From c3fc3a3b9bba82e9459a5d047b0381aef2980afc Mon Sep 17 00:00:00 2001
From: Blazej Banaszewski <blazejb@graphcore.ai>
Date: Mon, 5 Aug 2024 08:46:26 +0000
Subject: [PATCH] enable batched featurisation + add batch_size parameter

---
 minimol/model.py                      | 19 +++++++++++--------
 notebooks/downstream_adaptation.ipynb | 20 +++++++-------------
 2 files changed, 18 insertions(+), 21 deletions(-)

diff --git a/minimol/model.py b/minimol/model.py
index 018a0ff..f3df179 100644
--- a/minimol/model.py
+++ b/minimol/model.py
@@ -4,6 +4,7 @@
 from omegaconf import OmegaConf
 from typing import Union
 import pkg_resources
+from contextlib import redirect_stdout, redirect_stderr
 
 from torch_geometric.nn import global_max_pool
 
@@ -23,12 +24,12 @@
 
 class Minimol: 
     
-    def __init__(self):
+    def __init__(self, batch_size: int = 100):
+        self.batch_size = batch_size
         # handle the paths
         state_dict_path = pkg_resources.resource_filename('minimol.ckpts.minimol_v1', 'state_dict.pth')

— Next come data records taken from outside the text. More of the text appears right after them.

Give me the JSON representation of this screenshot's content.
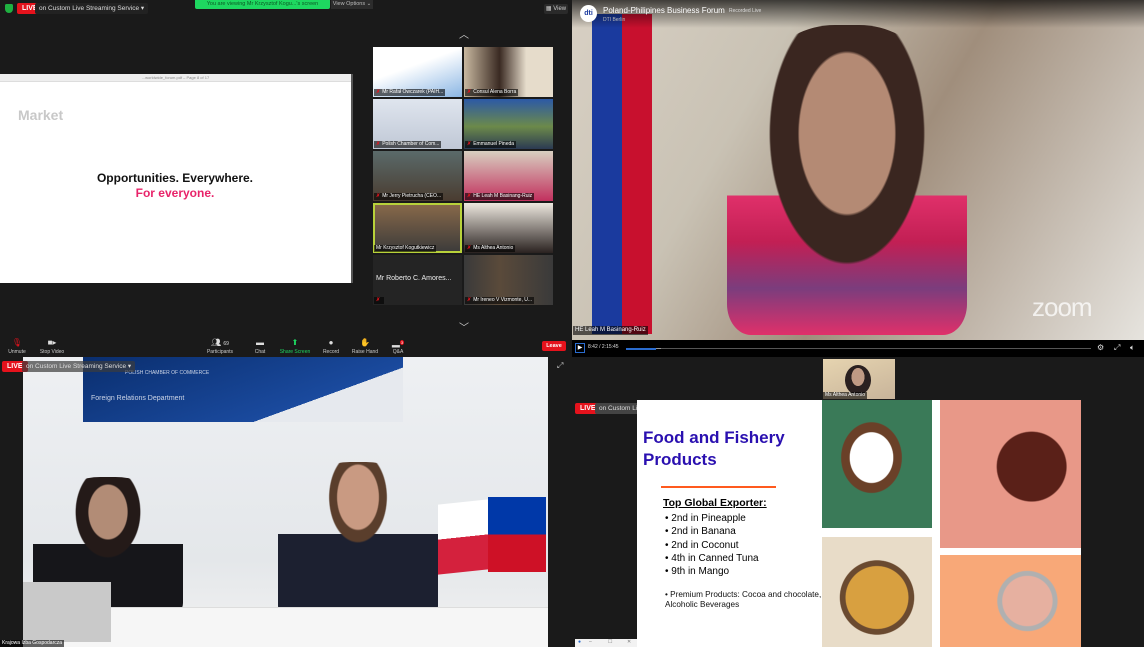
{
  "zoom_client": {
    "top_bar": {
      "live_badge": "LIVE",
      "stream_label": "on Custom Live Streaming Service",
      "stream_caret": "▾",
      "viewing_banner": "You are viewing Mr Krzysztof Kogu...'s screen",
      "view_options": "View Options ⌄",
      "view_button": "View"
    },
    "shared_screen": {
      "window_title": "...worldwide_forum.pdf – Page 8 of 17",
      "heading": "Market",
      "line1": "Opportunities. Everywhere.",
      "line2": "For everyone."
    },
    "gallery": {
      "scroll_up": "︿",
      "scroll_down": "﹀",
      "tiles": [
        {
          "name": "Mr Rafał Owczarek (PAIH..."
        },
        {
          "name": "Consul Alena Borra"
        },
        {
          "name": "Polish Chamber of Com..."
        },
        {
          "name": "Emmanuel Pineda"
        },
        {
          "name": "Mr Jerry Pietrucha (CEO..."
        },
        {
          "name": "HE Leah M Basinang-Ruiz"
        },
        {
          "name": "Mr Krzysztof Kogutkiewicz"
        },
        {
          "name": "Ms Althea Antonio"
        },
        {
          "name": "Mr Roberto C. Amores..."
        },
        {
          "name": "Mr Ireneo V Vizmonte, U..."
        }
      ]
    },
    "toolbar": {
      "unmute": "Unmute",
      "stop_video": "Stop Video",
      "participants": "Participants",
      "participants_count": "69",
      "chat": "Chat",
      "share_screen": "Share Screen",
      "record": "Record",
      "raise_hand": "Raise Hand",
      "qa": "Q&A",
      "qa_badge": "3",
      "leave": "Leave"
    },
    "colors": {
      "live_red": "#e5121c",
      "share_green": "#1ed760",
      "active_speaker": "#b8d23a"
    }
  },
  "recorded_stream": {
    "logo_text": "dti",
    "title": "Poland-Philipines Business Forum",
    "status": "Recorded Live",
    "channel": "DTI Berlin",
    "speaker_name": "HE Leah M Basinang-Ruiz",
    "watermark": "zoom",
    "player": {
      "time": "8:42 / 2:15:45",
      "progress_fraction": 0.064,
      "buffered_fraction": 0.075
    }
  },
  "room_stream": {
    "live_badge": "LIVE",
    "stream_label": "on Custom Live Streaming Service",
    "banner_org": "POLISH CHAMBER OF COMMERCE",
    "banner_dept": "Foreign Relations Department",
    "name_tag": "Krajowa Izba Gospodarcza"
  },
  "slide_stream": {
    "thumbnail_name": "Ms Althea Antonio",
    "live_badge": "LIVE",
    "stream_label": "on Custom Live Streaming Service",
    "slide": {
      "title": "Food and Fishery Products",
      "subheading": "Top Global Exporter:",
      "bullets": [
        "2nd in Pineapple",
        "2nd in Banana",
        "2nd in Coconut",
        "4th in Canned Tuna",
        "9th in Mango"
      ],
      "premium": "Premium Products: Cocoa and chocolate, Alcoholic Beverages"
    },
    "window_controls": {
      "minimize": "–",
      "maximize": "☐",
      "close": "✕"
    }
  }
}
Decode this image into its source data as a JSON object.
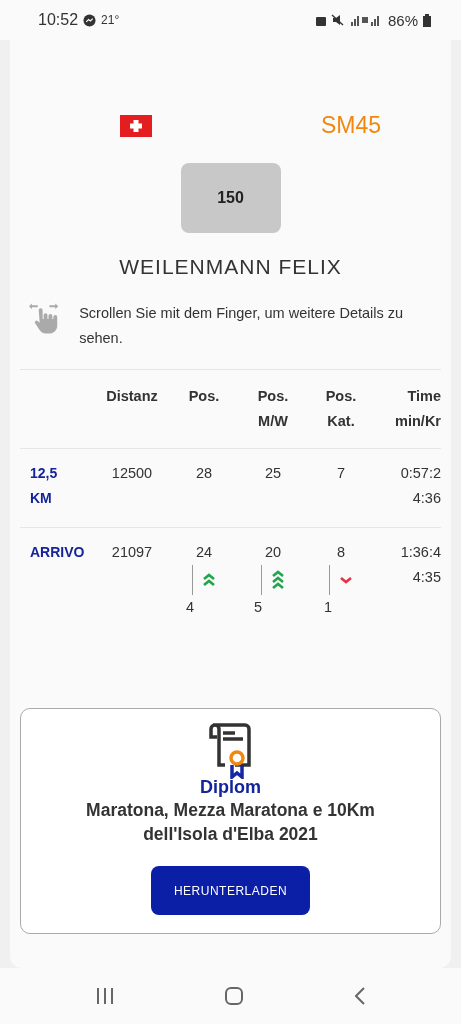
{
  "status_bar": {
    "time": "10:52",
    "temperature": "21°",
    "battery": "86%"
  },
  "athlete": {
    "category": "SM45",
    "bib": "150",
    "name": "WEILENMANN FELIX"
  },
  "scroll_hint": "Scrollen Sie mit dem Finger, um weitere Details zu sehen.",
  "table": {
    "columns": [
      "Distanz",
      "Pos.",
      "Pos. M/W",
      "Pos. Kat.",
      "Time min/Kr"
    ],
    "rows": [
      {
        "label": "12,5 KM",
        "distance": "12500",
        "positions": [
          {
            "value": "28"
          },
          {
            "value": "25"
          },
          {
            "value": "7"
          }
        ],
        "time": "0:57:2",
        "pace": "4:36"
      },
      {
        "label": "ARRIVO",
        "distance": "21097",
        "positions": [
          {
            "value": "24",
            "kind": "up-double",
            "change": "4"
          },
          {
            "value": "20",
            "kind": "up-triple",
            "change": "5"
          },
          {
            "value": "8",
            "kind": "down",
            "change": "1"
          }
        ],
        "time": "1:36:4",
        "pace": "4:35"
      }
    ]
  },
  "diploma": {
    "title": "Diplom",
    "event": "Maratona, Mezza Maratona e 10Km dell'Isola d'Elba 2021",
    "button": "HERUNTERLADEN"
  }
}
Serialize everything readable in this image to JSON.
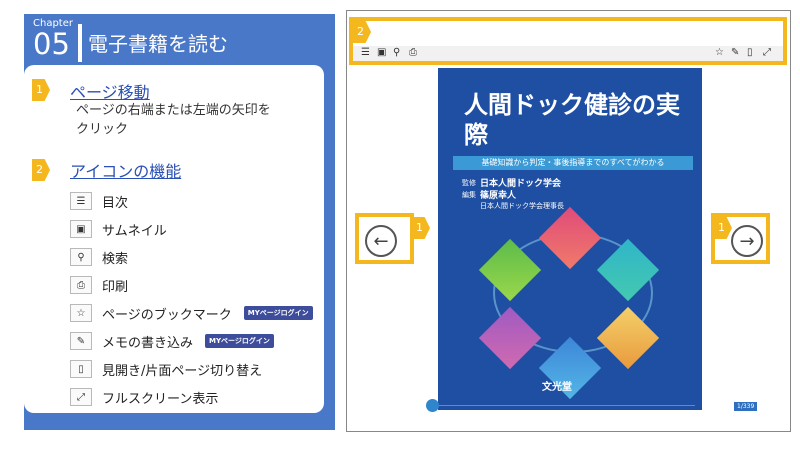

         config_path     = pkg_resources.resource_filename('minimol.ckpts.minimol_v1', 'config.yaml')
         base_shape_path = pkg_resources.resource_filename('minimol.ckpts.minimol_v1', 'base_shape.yaml')
-
         # Load the config
         cfg = self.load_config(os.path.basename(config_path))
         cfg = OmegaConf.to_container(cfg, resolve=True)
@@ -58,6 +59,7 @@ def __init__(self):
         self.predictor = Fingerprinter(predictor, 'gnn:15')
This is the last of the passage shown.